U2: From The Sky Down – Review

“When I found my voice, it was like I’d been walking with a limp”
Bono – From The Sky Down

As much as this documentary is being sold as the journey U2 went through getting from the ‘Joshua Tree’ band to the ‘Achtung Baby’ band, the reality, or rather the interest for me, came in learning a little something about the people. It also came in understanding how that chasm between who these guys are and their public face for so long ended up messing with the entire chemistry of their music.

The quote you see at the top of this article came directly from the movie. I had to write it down when I heard it. It was Bono talking about knowing from a young age that he had melodies in him but no avenue for letting them out. In one scene he talks about discovering his grandmother’s piano, unable to see the keys but able to reach up and touch them. There is such a powerful sentiment in him saying as he hit one note how much he wanted to find the next note that went well with it.

He goes on to say that “tiny living room would become a cathedral”. And finding his voice truly became the outlet he needed. You could see how having that inside him and bottled up, in his mind, impeded his way of living. The freedom that came from expression helped make him whole in many ways.

Watching how their endless seriousness really drowned them in so many ways. The discussions around Rattle and Hum were so compelling, so telling. I loved that they wanted to show their journey into American music but their public image really twisted that vision into 4 very serious Irish lads trying to sell Americans their own music.

What a horrifying thing to have happen. Hijacked by your own wants to be taken seriously but being hammered over the head with it so you come off as a bunch of elitist jackasses. The pain that brings and the impact that has on how they would move forward is really something to watch.

I was really afraid this would end up being a documentary about the painful musical journey as opposed to the painful human journey. I was very glad to see the latter was the goal. I was also afraid there would too much of what I already knew versus something different. I think the story told here is something that any music fan would find intriguing, whether a U2 fan or not.
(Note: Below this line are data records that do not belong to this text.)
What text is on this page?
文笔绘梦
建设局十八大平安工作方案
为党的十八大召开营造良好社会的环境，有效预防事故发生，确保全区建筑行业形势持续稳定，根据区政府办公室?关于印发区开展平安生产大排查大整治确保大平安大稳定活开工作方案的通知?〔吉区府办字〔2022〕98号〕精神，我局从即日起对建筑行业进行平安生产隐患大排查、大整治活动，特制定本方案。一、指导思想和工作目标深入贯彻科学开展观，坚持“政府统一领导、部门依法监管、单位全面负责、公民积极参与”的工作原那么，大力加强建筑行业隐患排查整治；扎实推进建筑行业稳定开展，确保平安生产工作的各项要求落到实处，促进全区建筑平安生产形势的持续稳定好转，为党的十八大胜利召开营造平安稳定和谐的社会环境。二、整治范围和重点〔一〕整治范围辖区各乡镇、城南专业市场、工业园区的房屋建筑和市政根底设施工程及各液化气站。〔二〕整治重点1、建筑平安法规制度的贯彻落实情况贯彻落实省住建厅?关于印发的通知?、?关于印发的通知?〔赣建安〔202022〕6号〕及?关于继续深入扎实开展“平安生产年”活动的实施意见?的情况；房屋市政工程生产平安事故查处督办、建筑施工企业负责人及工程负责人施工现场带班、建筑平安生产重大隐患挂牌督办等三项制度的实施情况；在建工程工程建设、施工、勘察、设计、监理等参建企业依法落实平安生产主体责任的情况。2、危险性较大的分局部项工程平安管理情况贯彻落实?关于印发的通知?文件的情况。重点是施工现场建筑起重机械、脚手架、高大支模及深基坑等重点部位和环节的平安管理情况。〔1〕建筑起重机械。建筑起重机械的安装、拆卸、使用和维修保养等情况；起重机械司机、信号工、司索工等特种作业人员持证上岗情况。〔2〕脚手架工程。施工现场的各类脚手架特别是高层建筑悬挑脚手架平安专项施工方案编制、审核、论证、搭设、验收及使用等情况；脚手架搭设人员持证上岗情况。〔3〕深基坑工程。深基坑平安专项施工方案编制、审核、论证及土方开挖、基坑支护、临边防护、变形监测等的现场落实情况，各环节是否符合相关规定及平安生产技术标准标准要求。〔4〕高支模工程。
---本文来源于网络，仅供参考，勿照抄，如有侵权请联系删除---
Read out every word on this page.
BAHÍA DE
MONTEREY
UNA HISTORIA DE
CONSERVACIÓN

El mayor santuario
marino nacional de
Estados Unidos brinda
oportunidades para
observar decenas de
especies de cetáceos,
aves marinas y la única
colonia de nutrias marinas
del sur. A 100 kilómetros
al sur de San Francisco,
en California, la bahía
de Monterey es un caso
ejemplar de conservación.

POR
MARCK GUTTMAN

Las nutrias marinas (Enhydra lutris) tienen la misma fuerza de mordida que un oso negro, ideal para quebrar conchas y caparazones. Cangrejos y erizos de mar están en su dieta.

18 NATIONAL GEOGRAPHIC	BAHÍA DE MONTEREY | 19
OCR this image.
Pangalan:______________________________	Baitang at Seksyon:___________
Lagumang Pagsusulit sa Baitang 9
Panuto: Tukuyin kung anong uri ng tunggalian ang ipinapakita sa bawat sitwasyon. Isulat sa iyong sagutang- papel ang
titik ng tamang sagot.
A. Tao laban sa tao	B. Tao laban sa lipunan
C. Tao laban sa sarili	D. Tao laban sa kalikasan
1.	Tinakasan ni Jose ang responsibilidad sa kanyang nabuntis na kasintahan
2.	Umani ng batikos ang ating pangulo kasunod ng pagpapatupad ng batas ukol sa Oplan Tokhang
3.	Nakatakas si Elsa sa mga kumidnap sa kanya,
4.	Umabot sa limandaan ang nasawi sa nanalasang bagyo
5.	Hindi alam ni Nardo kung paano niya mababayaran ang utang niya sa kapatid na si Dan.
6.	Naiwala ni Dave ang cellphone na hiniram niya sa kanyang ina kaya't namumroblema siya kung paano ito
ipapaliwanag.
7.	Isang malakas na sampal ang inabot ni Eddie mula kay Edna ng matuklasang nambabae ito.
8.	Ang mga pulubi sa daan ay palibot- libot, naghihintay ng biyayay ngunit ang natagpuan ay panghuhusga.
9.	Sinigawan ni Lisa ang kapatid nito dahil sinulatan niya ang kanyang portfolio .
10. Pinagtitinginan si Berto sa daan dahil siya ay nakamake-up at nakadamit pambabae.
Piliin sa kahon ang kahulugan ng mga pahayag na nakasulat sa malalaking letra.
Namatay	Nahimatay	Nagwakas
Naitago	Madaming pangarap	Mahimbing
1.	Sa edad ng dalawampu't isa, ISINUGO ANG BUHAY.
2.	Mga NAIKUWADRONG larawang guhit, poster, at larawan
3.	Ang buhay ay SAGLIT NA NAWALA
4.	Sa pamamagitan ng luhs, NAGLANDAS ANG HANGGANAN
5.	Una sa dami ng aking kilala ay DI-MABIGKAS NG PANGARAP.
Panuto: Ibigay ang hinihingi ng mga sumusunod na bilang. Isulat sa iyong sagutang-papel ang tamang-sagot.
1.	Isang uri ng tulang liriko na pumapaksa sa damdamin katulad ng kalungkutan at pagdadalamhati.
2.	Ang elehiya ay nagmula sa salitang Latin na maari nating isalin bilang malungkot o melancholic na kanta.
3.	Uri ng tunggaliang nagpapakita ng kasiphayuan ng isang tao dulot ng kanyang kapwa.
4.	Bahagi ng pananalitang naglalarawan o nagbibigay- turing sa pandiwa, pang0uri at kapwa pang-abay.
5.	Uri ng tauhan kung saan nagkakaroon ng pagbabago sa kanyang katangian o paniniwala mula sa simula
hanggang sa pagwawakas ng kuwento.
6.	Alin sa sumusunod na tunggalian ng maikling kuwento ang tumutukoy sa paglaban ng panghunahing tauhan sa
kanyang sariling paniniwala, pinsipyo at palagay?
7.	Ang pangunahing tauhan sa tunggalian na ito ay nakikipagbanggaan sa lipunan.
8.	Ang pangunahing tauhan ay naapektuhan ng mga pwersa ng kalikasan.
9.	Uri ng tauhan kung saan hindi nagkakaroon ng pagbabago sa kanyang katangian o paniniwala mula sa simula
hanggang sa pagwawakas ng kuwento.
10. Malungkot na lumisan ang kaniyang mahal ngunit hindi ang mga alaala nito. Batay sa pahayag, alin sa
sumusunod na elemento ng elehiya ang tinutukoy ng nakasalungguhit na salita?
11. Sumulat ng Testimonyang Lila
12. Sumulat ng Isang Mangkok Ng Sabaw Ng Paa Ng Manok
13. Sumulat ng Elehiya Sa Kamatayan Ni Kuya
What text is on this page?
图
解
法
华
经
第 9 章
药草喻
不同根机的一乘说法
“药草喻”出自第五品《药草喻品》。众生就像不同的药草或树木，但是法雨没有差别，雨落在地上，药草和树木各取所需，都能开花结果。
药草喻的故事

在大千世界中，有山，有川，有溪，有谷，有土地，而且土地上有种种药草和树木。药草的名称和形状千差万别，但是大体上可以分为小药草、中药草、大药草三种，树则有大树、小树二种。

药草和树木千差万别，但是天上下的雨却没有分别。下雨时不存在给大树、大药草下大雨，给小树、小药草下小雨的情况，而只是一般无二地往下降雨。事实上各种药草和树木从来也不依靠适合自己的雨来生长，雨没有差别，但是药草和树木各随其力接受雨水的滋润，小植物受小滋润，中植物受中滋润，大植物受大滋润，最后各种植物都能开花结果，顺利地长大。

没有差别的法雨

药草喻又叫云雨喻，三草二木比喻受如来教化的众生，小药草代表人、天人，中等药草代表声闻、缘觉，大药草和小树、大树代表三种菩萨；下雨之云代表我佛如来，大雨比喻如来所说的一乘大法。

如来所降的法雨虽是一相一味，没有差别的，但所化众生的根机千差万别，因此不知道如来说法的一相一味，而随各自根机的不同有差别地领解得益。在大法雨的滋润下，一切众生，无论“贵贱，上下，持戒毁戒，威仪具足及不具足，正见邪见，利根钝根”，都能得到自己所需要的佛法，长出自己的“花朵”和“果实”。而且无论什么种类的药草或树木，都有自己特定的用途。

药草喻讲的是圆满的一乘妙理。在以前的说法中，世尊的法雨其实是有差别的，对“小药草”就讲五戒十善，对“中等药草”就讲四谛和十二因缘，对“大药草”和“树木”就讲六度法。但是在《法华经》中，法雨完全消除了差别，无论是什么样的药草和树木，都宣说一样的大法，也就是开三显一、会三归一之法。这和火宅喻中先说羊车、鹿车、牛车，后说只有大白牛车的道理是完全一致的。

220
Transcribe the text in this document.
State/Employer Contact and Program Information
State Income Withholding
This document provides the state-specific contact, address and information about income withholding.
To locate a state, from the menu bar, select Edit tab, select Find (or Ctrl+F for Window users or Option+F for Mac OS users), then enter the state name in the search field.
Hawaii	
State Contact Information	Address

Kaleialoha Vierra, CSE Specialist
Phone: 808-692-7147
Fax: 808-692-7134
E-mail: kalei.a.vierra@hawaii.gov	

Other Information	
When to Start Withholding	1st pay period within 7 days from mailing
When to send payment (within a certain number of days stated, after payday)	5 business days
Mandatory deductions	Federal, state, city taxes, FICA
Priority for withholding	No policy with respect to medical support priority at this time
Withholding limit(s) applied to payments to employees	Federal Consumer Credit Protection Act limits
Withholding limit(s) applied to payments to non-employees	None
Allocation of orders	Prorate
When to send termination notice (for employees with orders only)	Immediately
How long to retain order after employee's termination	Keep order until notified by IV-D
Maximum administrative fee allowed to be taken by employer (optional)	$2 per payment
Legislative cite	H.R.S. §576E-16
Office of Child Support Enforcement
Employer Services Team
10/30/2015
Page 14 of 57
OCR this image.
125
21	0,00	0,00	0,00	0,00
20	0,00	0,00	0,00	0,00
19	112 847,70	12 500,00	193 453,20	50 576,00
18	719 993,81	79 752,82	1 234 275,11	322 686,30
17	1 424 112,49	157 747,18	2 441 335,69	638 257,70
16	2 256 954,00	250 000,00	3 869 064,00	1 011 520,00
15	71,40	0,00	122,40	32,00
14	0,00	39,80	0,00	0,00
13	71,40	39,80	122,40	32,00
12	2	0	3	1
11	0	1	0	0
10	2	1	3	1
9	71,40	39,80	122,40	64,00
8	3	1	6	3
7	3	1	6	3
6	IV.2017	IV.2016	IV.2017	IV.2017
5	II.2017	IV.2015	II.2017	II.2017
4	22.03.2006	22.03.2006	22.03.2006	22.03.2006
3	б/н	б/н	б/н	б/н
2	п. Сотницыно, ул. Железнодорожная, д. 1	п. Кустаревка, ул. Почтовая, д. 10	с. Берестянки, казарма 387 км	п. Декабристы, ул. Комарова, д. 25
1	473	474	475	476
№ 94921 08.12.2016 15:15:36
In many ways I could say the same thing about It Might Get Loud. It was something that someone like me, who knows shit all about playing guitar, could enjoy because it was about the journey of the players and not just the music. From The Sky Down works so well for the same reasons.

There’s no doubt there’s stuff in here I already knew. Some of it was like ‘ya, ya move on’ but overall they managed to keep that to a minimum and focus both the reality of a band making it up as they go as well as trying to figure out what growing up means as a band.

It is the struggle of people who got too big too fast and all that means. It is the question not enough bands ask about whether they want to make the same music forever or whether they want to really explore and grow. And at the end of the day, the film shows that four guys hanging onto each other for dear life and working through it all is a true expression of love. Like any relationship, things change. How you react to it and making a conscious decision to keep working at it defines what that means.

I’m not going to explore the look back at what happened in the studio. For me the focus is way beyond that. It is important detail to the journey they took. But the reality is, the story is about them. How they fit, how they work and how much they truly care about one another.